The idea is to do research on every aspect of a company and then invest in the high-beta stocks of the said company so you know exactly how your investment may go. Since high-beta stocks have a significant weightage in the overall stock markets, they can either be potentially detrimental or positive for your portfolio in general.
The Advantages of High-Beta Stocks
There are some obvious advantages of investing in high-beta stocks, but there are some disadvantages that investors should be aware of. First, you can find out about the advantages listed below:
- A Shield Against Inflation: If you invest in high-beta stocks and they deliver high returns for you, they can be a safety net against the forces of inflation. Often, the long-term returns of high-beta shares may yield substantial amounts for investors which are higher than existing inflation rates in the economy.
- Substantial Returns: Related to returns and gains to beat inflation, high-beta stocks can give you good returns, especially when benchmark indices rise in value.
The Limitations of High-Beta Stocks
Once you know the answer to the question, “What are high-beta stocks?”, you should be aware that these have certain disadvantages too. These are highlighted below:
- Significant Risk: Any stocks that come with the chance of high returns, may pose high risks too. Stocks that have a beta coefficient of more than 1 are highly volatile in nature. That is to say, they have a higher level of responsiveness to fluctuations in the stock market. In simple words, if the stock market is down, even slightly, high-beta stocks may undergo substantial losses.
- Using Limited Parameters: Several investors make errors while choosing high-beta stocks, only considering the parameter of the value of the stocks against the markets. This means that investors may choose a stock based on its high-beta coefficient and nothing more. Although the performance of high-beta stocks may rely on the overall stock market, or say, high-beta 50 stocks of the Nifty 50 Index, the value of stocks depends on much more. A stock may fall in value (or rise in value) due to the way the business in the company it hails from is run, or any other variable other than overall stock market performance.

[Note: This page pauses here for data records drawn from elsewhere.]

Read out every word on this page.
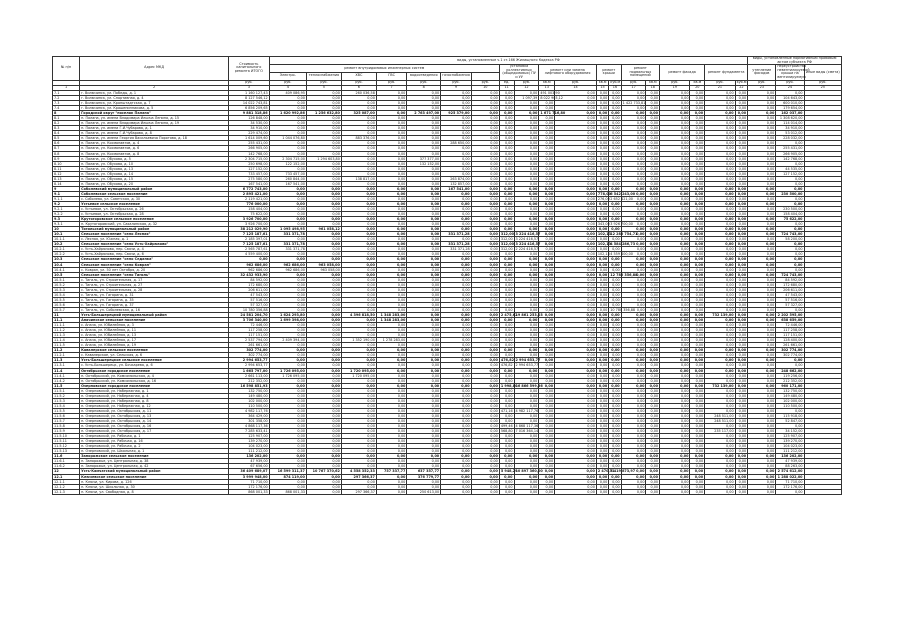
№ п/п	Адрес МКД	Стоимость капитального ремонта ИТОГО	виды, установленные ч.1 ст.166 Жилищного Кодекса РФ																			виды, установленные нормативным правовым актом субъекта РФ		
			ремонт внутридомовых инженерных систем							установка коллективных (общедомовых) ПУ и УУ		ремонт или замена лифтового оборудования		ремонт крыши		ремонт подвальных помещений		ремонт фасада		ремонт фундамента		утепление фасадов	переустройство невентилируемой крыши на вентилируемую	иные виды (смета)
			Электро-	теплоснабжения	ХВС	ГВС	водоотведения	газоснабжения																
		руб.	руб.	руб.	руб.	руб.	руб.	руб.	руб.	ед.	руб.	кв.м	руб.	кв.м	куб.м	руб.	кв.м	руб.	кв.м	руб.	куб.м	руб.	руб.	руб.
1	2	3	4	5	6	7	8	9	10	11	12	13	14	15	16	17	18	19	20	21	22	23	24	25
7.1	г. Вилючинск, ул. Победы, д. 1	1 160 127,43	409 086,95	0,00	260 036,58	0,00	0,00	0,00	0,00	0,00	0,00	491 003,90	0,00	0,00	0,00	0,00	0,00	0,00	0,00	0,00	0,00	0,00	0,00	
7.2	г. Вилючинск, ул. Спортивная, д. 4	8 127 546,12	0,00	0,00	0,00	0,00	0,00	0,00	0,00	0,00	1 097,39	8 022 903,12	0,00	0,00	0,00	0,00	0,00	0,00	0,00	0,00	0,00	0,00	104 643,00	
7.3	г. Вилючинск, ул. Кронштадтская, д. 7	14 022 743,81	0,00	0,00	0,00	0,00	0,00	0,00	0,00	0,00	0,00	0,00	0,00	0,00	0,00	1 422 733,81	0,00	0,00	0,00	0,00	0,00	0,00	600 010,00	
7.4	г. Вилючинск, ул. Крашенинникова, д. 5	6 856 209,65	0,00	0,00	0,00	0,00	0,00	0,00	0,00	0,00	0,00	0,00	0,00	0,00	0,00	0,00	0,00	0,00	0,00	0,00	0,00	0,00	179 654,00	
8	Городской округ "поселок Палана"	9 881 318,86	1 620 992,86	1 256 632,80	325 087,00	0,00	2 763 497,00	925 379,00	0,00	0,00	0,00	1 671 716,80	0,00	0,00	0,00	0,00	0,00	0,00	0,00	0,00	0,00	0,00	162 037,00	
8.1	п. Палана, ул. имени Владимира Ильича Ленина, д. 15	126 848,00	0,00	0,00	0,00	0,00	0,00	0,00	0,00	0,00	0,00	0,00	0,00	0,00	0,00	0,00	0,00	0,00	0,00	0,00	0,00	0,00	1 308 620,00	
8.2	п. Палана, ул. имени Владимира Ильича Ленина, д. 19	34 530,00	0,00	0,00	0,00	0,00	0,00	0,00	0,00	0,00	0,00	0,00	0,00	0,00	0,00	0,00	0,00	0,00	0,00	0,00	0,00	0,00	114 014,00	
8.3	п. Палана, ул. имени Г.И.Чубарова, д. 1	34 910,00	0,00	0,00	0,00	0,00	0,00	0,00	0,00	0,00	0,00	0,00	0,00	0,00	0,00	0,00	0,00	0,00	0,00	0,00	0,00	0,00	34 910,00	
8.4	п. Палана, ул. имени Г.И.Чубарова, д. 8	229 474,00	0,00	0,00	0,00	0,00	0,00	0,00	0,00	0,00	0,00	0,00	0,00	0,00	0,00	0,00	0,00	0,00	0,00	0,00	0,00	0,00	53 012,00	
8.5	п. Палана, ул. имени Георгия Васильевича Поротова, д. 18	1 614 009,60	1 044 076,80	0,00	883 376,00	0,00	0,00	0,00	0,00	0,00	0,00	0,00	0,00	0,00	0,00	0,00	0,00	0,00	0,00	0,00	0,00	0,00	228 032,00	
8.6	п. Палана, ул. Космонавтов, д. 4	255 431,00	0,00	0,00	0,00	0,00	0,00	288 650,00	0,00	0,00	0,00	0,00	0,00	0,00	0,00	0,00	0,00	0,00	0,00	0,00	0,00	0,00	0,00	
8.7	п. Палана, ул. Космонавтов, д. 6	266 905,00	0,00	0,00	0,00	0,00	0,00	0,00	0,00	0,00	0,00	0,00	0,00	0,00	0,00	0,00	0,00	0,00	0,00	0,00	0,00	0,00	255 431,00	
8.8	п. Палана, ул. Космонавтов, д. 8	142 768,00	0,00	0,00	0,00	0,00	0,00	0,00	0,00	0,00	0,00	0,00	0,00	0,00	0,00	0,00	0,00	0,00	0,00	0,00	0,00	0,00	266 905,00	
8.9	п. Палана, ул. Обухова, д. 5	2 304 715,00	2 304 715,00	1 294 603,80	0,00	0,00	377 377,00	0,00	0,00	0,00	0,00	0,00	0,00	0,00	0,00	0,00	0,00	0,00	0,00	0,00	0,00	0,00	142 768,00	
8.10	п. Палана, ул. Обухова, д. 10	250 698,00	122 152,00	0,00	0,00	0,00	132 152,00	0,00	0,00	0,00	0,00	0,00	0,00	0,00	0,00	0,00	0,00	0,00	0,00	0,00	0,00	0,00	0,00	
8.11	п. Палана, ул. Обухова, д. 13	127 152,00	0,00	0,00	0,00	0,00	0,00	0,00	0,00	0,00	0,00	0,00	0,00	0,00	0,00	0,00	0,00	0,00	0,00	0,00	0,00	0,00	44 535,00	
8.12	п. Палана, ул. Обухова, д. 14	733 457,00	733 457,00	0,00	0,00	0,00	0,00	0,00	0,00	0,00	0,00	0,00	0,00	0,00	0,00	0,00	0,00	0,00	0,00	0,00	0,00	0,00	127 152,00	
8.13	п. Палана, ул. Обухова, д. 15	275 580,00	260 844,00	0,00	138 817,00	0,00	0,00	263 874,00	0,00	0,00	0,00	0,00	0,00	0,00	0,00	0,00	0,00	0,00	0,00	0,00	0,00	0,00	0,00	
8.14	п. Палана, ул. Обухова, д. 20	167 541,00	167 541,00	0,00	0,00	0,00	0,00	132 857,00	0,00	0,00	0,00	0,00	0,00	0,00	0,00	0,00	0,00	0,00	0,00	0,00	0,00	0,00	0,00	
9	Соболевский муниципальный район	6 772 743,00	0,00	0,00	0,00	0,00	0,00	167 541,00	0,00	0,00	0,00	0,00	0,00	0,00	0,00	0,00	0,00	0,00	0,00	0,00	0,00	0,00	0,00	
9.1	Соболевское сельское поселение	2 895 421,00	0,00	0,00	0,00	0,00	0,00	0,00	0,00	0,00	0,00	0,00	0,00	778,00	6 542 243,00	0,00	0,00	0,00	0,00	0,00	0,00	0,00	230 500,00	
9.1.1	с. Соболево, ул. Советская, д. 30	2 119 421,00	0,00	0,00	0,00	0,00	0,00	0,00	0,00	0,00	0,00	0,00	0,00	276,00	2 652 421,00	0,00	0,00	0,00	0,00	0,00	0,00	0,00	0,00	
9.2	Устьевое сельское поселение	776 000,00	0,00	0,00	0,00	0,00	0,00	0,00	0,00	0,00	0,00	0,00	0,00	0,00	0,00	0,00	0,00	0,00	0,00	0,00	0,00	0,00	0,00	
9.2.1	с. Устьевое, ул. Октябрьская, д. 26	158 404,00	0,00	0,00	0,00	0,00	0,00	0,00	0,00	0,00	0,00	0,00	0,00	0,00	0,00	0,00	0,00	0,00	0,00	0,00	0,00	0,00	230 500,00	
9.2.2	с. Устьевое, ул. Октябрьская, д. 28	75 622,00	0,00	0,00	0,00	0,00	0,00	0,00	0,00	0,00	0,00	0,00	0,00	0,00	0,00	0,00	0,00	0,00	0,00	0,00	0,00	0,00	158 404,00	
9.3	Крутогоровское сельское поселение	3 926 700,00	0,00	0,00	0,00	0,00	0,00	0,00	0,00	0,00	0,00	0,00	0,00	0,00	0,00	0,00	0,00	0,00	0,00	0,00	0,00	0,00	75 622,00	
9.3.1	п. Крутогоровский, ул. Сахалинская, д. 32	3 926 700,00	0,00	0,00	0,00	0,00	0,00	0,00	0,00	0,00	0,00	0,00	0,00	343,00	3 926 700,00	0,00	0,00	0,00	0,00	0,00	0,00	0,00	0,00	
10	Тигильский муниципальный район	38 212 029,90	1 095 498,95	961 058,12	0,00	0,00	0,00	0,00	0,00	0,00	0,00	0,00	0,00	0,00	0,00	0,00	0,00	0,00	0,00	0,00	0,00	0,00	0,00	
10.1	Сельское поселение "село Лесная"	7 125 187,61	331 371,78	0,00	0,00	0,00	0,00	331 371,28	0,00	312,00	3 224 416,57	0,00	0,00	102,13	12 280 754,71	0,00	0,00	0,00	0,00	0,00	0,00	0,00	724 743,00	
10.1.1	с. Лесная, ул. Южная, д. 1	2 185 397,01	0,00	0,00	0,00	0,00	0,00	0,00	0,00	312,00	3 224 416,57	0,00	0,00	0,00	0,00	0,00	0,00	0,00	0,00	0,00	0,00	0,00	58 200,00	
10.2	Сельское поселение "село Усть-Хайрюзово"	7 125 187,61	331 371,78	0,00	0,00	0,00	0,00	331 371,28	0,00	312,00	3 224 416,57	0,00	0,00	102,13	4 584 286,73	0,00	0,00	0,00	0,00	0,00	0,00	0,00	0,00	
10.2.1	с. Усть-Хайрюзово, пер. Связи, д. 4	2 565 787,61	331 371,78	0,00	0,00	0,00	0,00	331 371,28	0,00	312,00	2 224 416,57	0,00	0,00	0,00	0,00	0,00	0,00	0,00	0,00	0,00	0,00	0,00	0,00	
10.2.2	с. Усть-Хайрюзово, пер. Связи, д. 6	4 559 400,00	0,00	0,00	0,00	0,00	0,00	0,00	0,00	0,00	0,00	0,00	0,00	102,13	4 559 400,00	0,00	0,00	0,00	0,00	0,00	0,00	0,00	0,00	
10.3	Сельское поселение "село Седанка"	0,00	0,00	0,00	0,00	0,00	0,00	0,00	0,00	0,00	0,00	0,00	0,00	0,00	0,00	0,00	0,00	0,00	0,00	0,00	0,00	0,00	0,00	
10.4	Сельское поселение "село Ковран"	962 686,00	962 686,00	963 058,00	0,00	0,00	0,00	0,00	0,00	0,00	0,00	0,00	0,00	0,00	0,00	0,00	0,00	0,00	0,00	0,00	0,00	0,00	0,00	
10.4.1	с. Ковран, ул. 50 лет Октября, д. 20	962 686,00	962 686,00	963 058,00	0,00	0,00	0,00	0,00	0,00	0,00	0,00	0,00	0,00	0,00	0,00	0,00	0,00	0,00	0,00	0,00	0,00	0,00	0,00	
10.5	Сельское поселение "село Тигиль"	32 432 933,90	0,00	0,00	0,00	0,00	0,00	0,00	0,00	0,00	0,00	0,00	0,00	0,00	12 780 356,88	0,00	0,00	0,00	0,00	0,00	0,00	0,00	724 743,00	
10.5.1	с. Тигиль, ул. Строительная, д. 17	84 592,00	0,00	0,00	0,00	0,00	0,00	0,00	0,00	0,00	0,00	0,00	0,00	0,00	0,00	0,00	0,00	0,00	0,00	0,00	0,00	0,00	84 592,00	
10.5.2	с. Тигиль, ул. Строительная, д. 27	172 680,00	0,00	0,00	0,00	0,00	0,00	0,00	0,00	0,00	0,00	0,00	0,00	0,00	0,00	0,00	0,00	0,00	0,00	0,00	0,00	0,00	172 680,00	
10.5.3	с. Тигиль, ул. Строительная, д. 28	206 611,00	0,00	0,00	0,00	0,00	0,00	0,00	0,00	0,00	0,00	0,00	0,00	0,00	0,00	0,00	0,00	0,00	0,00	0,00	0,00	0,00	206 611,00	
10.5.4	с. Тигиль, ул. Гагарина, д. 31	47 543,00	0,00	0,00	0,00	0,00	0,00	0,00	0,00	0,00	0,00	0,00	0,00	0,00	0,00	0,00	0,00	0,00	0,00	0,00	0,00	0,00	47 543,00	
10.5.5	с. Тигиль, ул. Гагарина, д. 35	57 516,00	0,00	0,00	0,00	0,00	0,00	0,00	0,00	0,00	0,00	0,00	0,00	0,00	0,00	0,00	0,00	0,00	0,00	0,00	0,00	0,00	57 516,00	
10.5.6	с. Тигиль, ул. Гагарина, д. 37	57 327,00	0,00	0,00	0,00	0,00	0,00	0,00	0,00	0,00	0,00	0,00	0,00	0,00	0,00	0,00	0,00	0,00	0,00	0,00	0,00	0,00	57 327,00	
10.5.7	с. Тигиль, ул. Соболевская, д. 16	10 780 356,88	0,00	0,00	0,00	0,00	0,00	0,00	0,00	0,00	0,00	0,00	0,00	0,00	10 780 356,88	0,00	0,00	0,00	0,00	0,00	0,00	0,00	0,00	
11	Усть-Большерецкий муниципальный район	24 581 204,70	1 624 293,80	0,00	4 396 818,50	1 348 283,00	0,00	0,00	0,00	2 475,62	19 861 253,03	0,00	0,00	0,00	0,00	0,00	0,00	0,00	0,00	732 139,00	0,00	0,00	2 202 595,00	
11.1	Апачинское сельское поселение	3 706 340,00	1 699 398,00	0,00	0,00	1 348 283,00	0,00	0,00	0,00	0,00	0,00	0,00	0,00	0,00	0,00	0,00	0,00	0,00	0,00	0,00	0,00	0,00	638 659,00	
11.1.1	с. Апача, ул. Юбилейная, д. 3	72 446,00	0,00	0,00	0,00	0,00	0,00	0,00	0,00	0,00	0,00	0,00	0,00	0,00	0,00	0,00	0,00	0,00	0,00	0,00	0,00	0,00	72 446,00	
11.1.2	с. Апача, ул. Юбилейная, д. 11	117 258,00	0,00	0,00	0,00	0,00	0,00	0,00	0,00	0,00	0,00	0,00	0,00	0,00	0,00	0,00	0,00	0,00	0,00	0,00	0,00	0,00	117 258,00	
11.1.3	с. Апача, ул. Юбилейная, д. 13	117 151,00	0,00	0,00	0,00	0,00	0,00	0,00	0,00	0,00	0,00	0,00	0,00	0,00	0,00	0,00	0,00	0,00	0,00	0,00	0,00	0,00	117 151,00	
11.1.4	с. Апача, ул. Юбилейная, д. 17	2 537 794,00	2 409 394,00	0,00	1 352 190,00	1 278 283,00	0,00	0,00	0,00	0,00	0,00	0,00	0,00	0,00	0,00	0,00	0,00	0,00	0,00	0,00	0,00	0,00	128 400,00	
11.1.5	с. Апача, ул. Юбилейная, д. 19	261 661,00	0,00	0,00	0,00	0,00	0,00	0,00	0,00	0,00	0,00	0,00	0,00	0,00	0,00	0,00	0,00	0,00	0,00	0,00	0,00	0,00	261 661,00	
11.2	Кавалерское сельское поселение	302 774,00	0,00	0,00	0,00	0,00	0,00	0,00	0,00	0,00	0,00	0,00	0,00	0,00	0,00	0,00	0,00	0,00	0,00	0,00	0,00	0,00	302 774,00	
11.2.1	с. Кавалерское, ул. Сельская, д. 6	302 774,00	0,00	0,00	0,00	0,00	0,00	0,00	0,00	0,00	0,00	0,00	0,00	0,00	0,00	0,00	0,00	0,00	0,00	0,00	0,00	0,00	302 774,00	
11.3	Усть-Большерецкое сельское поселение	2 994 653,77	0,00	0,00	0,00	0,00	0,00	0,00	0,00	476,82	2 994 653,77	0,00	0,00	0,00	0,00	0,00	0,00	0,00	0,00	0,00	0,00	0,00	0,00	
11.3.1	с. Усть-Большерецк, ул. Бочкарева, д. 6	2 994 653,77	0,00	0,00	0,00	0,00	0,00	0,00	0,00	476,82	2 994 653,77	0,00	0,00	0,00	0,00	0,00	0,00	0,00	0,00	0,00	0,00	0,00	0,00	
11.4	Октябрьское городское поселение	1 665 797,00	1 726 095,00	0,00	1 720 095,00	0,00	0,00	0,00	0,00	0,00	0,00	0,00	0,00	0,00	0,00	0,00	0,00	0,00	0,00	0,00	0,00	0,00	248 662,00	
11.4.1	п. Октябрьский, ул. Комсомольская, д. 4	2 661 113,00	1 726 095,00	0,00	1 720 095,00	0,00	0,00	0,00	0,00	0,00	0,00	0,00	0,00	0,00	0,00	0,00	0,00	0,00	0,00	0,00	0,00	0,00	119 256,00	
11.4.2	п. Октябрьский, ул. Комсомольская, д. 16	212 352,00	0,00	0,00	0,00	0,00	0,00	0,00	0,00	0,00	0,00	0,00	0,00	0,00	0,00	0,00	0,00	0,00	0,00	0,00	0,00	0,00	212 352,00	
11.5	Озерновское городское поселение	16 598 851,93	0,00	0,00	0,00	0,00	0,00	0,00	0,00	1 998,80	16 866 599,26	0,00	0,00	0,00	0,00	0,00	0,00	0,00	0,00	732 139,00	0,00	0,00	960 171,00	
11.5.1	п. Озерновский, ул. Набережная, д. 1	132 750,00	0,00	0,00	0,00	0,00	0,00	0,00	0,00	0,00	0,00	0,00	0,00	0,00	0,00	0,00	0,00	0,00	0,00	0,00	0,00	0,00	132 750,00	
11.5.2	п. Озерновский, ул. Набережная, д. 4	149 480,00	0,00	0,00	0,00	0,00	0,00	0,00	0,00	0,00	0,00	0,00	0,00	0,00	0,00	0,00	0,00	0,00	0,00	0,00	0,00	0,00	149 480,00	
11.5.3	п. Озерновский, ул. Набережная, д. 8	102 000,00	0,00	0,00	0,00	0,00	0,00	0,00	0,00	0,00	0,00	0,00	0,00	0,00	0,00	0,00	0,00	0,00	0,00	0,00	0,00	0,00	102 000,00	
11.5.4	п. Озерновский, ул. Набережная, д. 12	110 500,00	0,00	0,00	0,00	0,00	0,00	0,00	0,00	0,00	0,00	0,00	0,00	0,00	0,00	0,00	0,00	0,00	0,00	0,00	0,00	0,00	110 500,00	
11.5.5	п. Озерновский, ул. Октябрьская, д. 11	4 982 117,76	0,00	0,00	0,00	0,00	0,00	0,00	0,00	471,16	4 982 117,76	0,00	0,00	0,00	0,00	0,00	0,00	0,00	0,00	0,00	0,00	0,00	0,00	
11.5.6	п. Озерновский, ул. Октябрьская, д. 13	364 429,00	0,00	0,00	0,00	0,00	0,00	0,00	0,00	0,00	0,00	0,00	0,00	0,00	0,00	0,00	0,00	0,00	0,00	248 511,00	0,00	0,00	115 918,00	
11.5.7	п. Озерновский, ул. Октябрьская, д. 14	301 358,00	0,00	0,00	0,00	0,00	0,00	0,00	0,00	0,00	0,00	0,00	0,00	0,00	0,00	0,00	0,00	0,00	0,00	248 511,00	0,00	0,00	52 847,00	
11.5.8	п. Озерновский, ул. Октябрьская, д. 16	4 868 117,36	0,00	0,00	0,00	0,00	0,00	0,00	0,00	499,46	4 868 117,36	0,00	0,00	0,00	0,00	0,00	0,00	0,00	0,00	0,00	0,00	0,00	0,00	
11.5.9	п. Озерновский, ул. Октябрьская, д. 17	7 285 633,41	0,00	0,00	0,00	0,00	0,00	0,00	0,00	568,80	7 016 364,14	0,00	0,00	0,00	0,00	0,00	0,00	0,00	0,00	235 117,00	0,00	0,00	34 152,00	
11.5.10	п. Озерновский, ул. Рабочая, д. 1	125 907,00	0,00	0,00	0,00	0,00	0,00	0,00	0,00	0,00	0,00	0,00	0,00	0,00	0,00	0,00	0,00	0,00	0,00	0,00	0,00	0,00	125 907,00	
11.5.11	п. Озерновский, ул. Рабочая, д. 16	139 270,00	0,00	0,00	0,00	0,00	0,00	0,00	0,00	0,00	0,00	0,00	0,00	0,00	0,00	0,00	0,00	0,00	0,00	0,00	0,00	0,00	139 270,00	
11.5.12	п. Озерновский, ул. Рабочая, д. 2	104 023,00	0,00	0,00	0,00	0,00	0,00	0,00	0,00	0,00	0,00	0,00	0,00	0,00	0,00	0,00	0,00	0,00	0,00	0,00	0,00	0,00	104 023,00	
11.5.13	п. Озерновский, ул. Школьная, д. 1	111 212,00	0,00	0,00	0,00	0,00	0,00	0,00	0,00	0,00	0,00	0,00	0,00	0,00	0,00	0,00	0,00	0,00	0,00	0,00	0,00	0,00	111 212,00	
11.6	Запорожское сельское поселение	136 202,00	0,00	0,00	0,00	0,00	0,00	0,00	0,00	0,00	0,00	0,00	0,00	0,00	0,00	0,00	0,00	0,00	0,00	0,00	0,00	0,00	136 202,00	
11.6.1	п. Запорожье, ул. Центральная, д. 38	47 939,00	0,00	0,00	0,00	0,00	0,00	0,00	0,00	0,00	0,00	0,00	0,00	0,00	0,00	0,00	0,00	0,00	0,00	0,00	0,00	0,00	47 939,00	
11.6.2	п. Запорожье, ул. Центральная, д. 42	67 656,00	0,00	0,00	0,00	0,00	0,00	0,00	0,00	0,00	0,00	0,00	0,00	0,00	0,00	0,00	0,00	0,00	0,00	0,00	0,00	0,00	88 263,00	
12	Усть-Камчатский муниципальный район	36 409 689,07	16 599 311,37	10 767 370,62	4 558 352,33	757 337,77	637 357,77	0,00	0,00	5 948,29	10 897 360,00	0,00	0,00	2 470,71	6 419 873,97	0,00	0,00	0,00	0,00	0,00	0,00	0,00	2 574 612,00	
12.1	Ключевское сельское поселение	3 999 948,00	874 119,00	0,00	297 366,37	0,00	376 779,77	0,00	0,00	0,00	0,00	0,00	0,00	0,00	0,00	0,00	0,00	0,00	0,00	0,00	0,00	0,00	1 288 022,00	
12.1.1	п. Ключи, ул. Кирова, д. 126	71 710,00	0,00	0,00	0,00	0,00	0,00	0,00	0,00	0,00	0,00	0,00	0,00	0,00	0,00	0,00	0,00	0,00	0,00	0,00	0,00	0,00	71 710,00	
12.1.2	п. Ключи, ул. Школьная, д. 30	172 176,00	0,00	0,00	0,00	0,00	0,00	0,00	0,00	0,00	0,00	0,00	0,00	0,00	0,00	0,00	0,00	0,00	0,00	0,00	0,00	0,00	172 176,00	
12.1.3	п. Ключи, ул. Свободная, д. 8	868 001,33	868 001,33	0,00	297 366,37	0,00	250 613,00	0,00	0,00	0,00	0,00	0,00	0,00	0,00	0,00	0,00	0,00	0,00	0,00	0,00	0,00	0,00	0,00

Final Words on High-Beta Stocks
Certain investors may seek the creation of wealth as their main goal of investment in the stock markets. If you are an investor who wishes to accumulate wealth and go along with potential risk factors, then high-beta stocks may match your financial goals. Still, as an investor, you must think of the performance of high-beta stocks as dependent, not just on benchmarks in the stock markets, but also on the company management and credentials from where the stock is issued. Assuming you have understood more about high-beta stocks, you may consider investment, and the first step towards this is to open a Demat account with Angel One.
Why are high-beta stocks considered more volatile than other stocks?
High-beta stocks may show more volatility simply because they are more sensitive to market fluctuations than other stocks may be.
What are High Beta Stocks?
High-beta stocks are those company stocks that are highly volatile and sensitive to market conditions. They exhibit beta coefficients of 1 or more.
Are there any advantages of investing in high-beta stocks?
High-beta stocks can deliver high returns, provided the companies they come from have sound fundamentals and the stocks correspond to stock market highs.
Is there a way to identify high-beta stocks?
You can make use of stock screeners or finance platforms to identify high-beta stocks. These online platforms provide you with beta values for different stocks. High-beta stocks are those with statistical coefficients of 1 or above.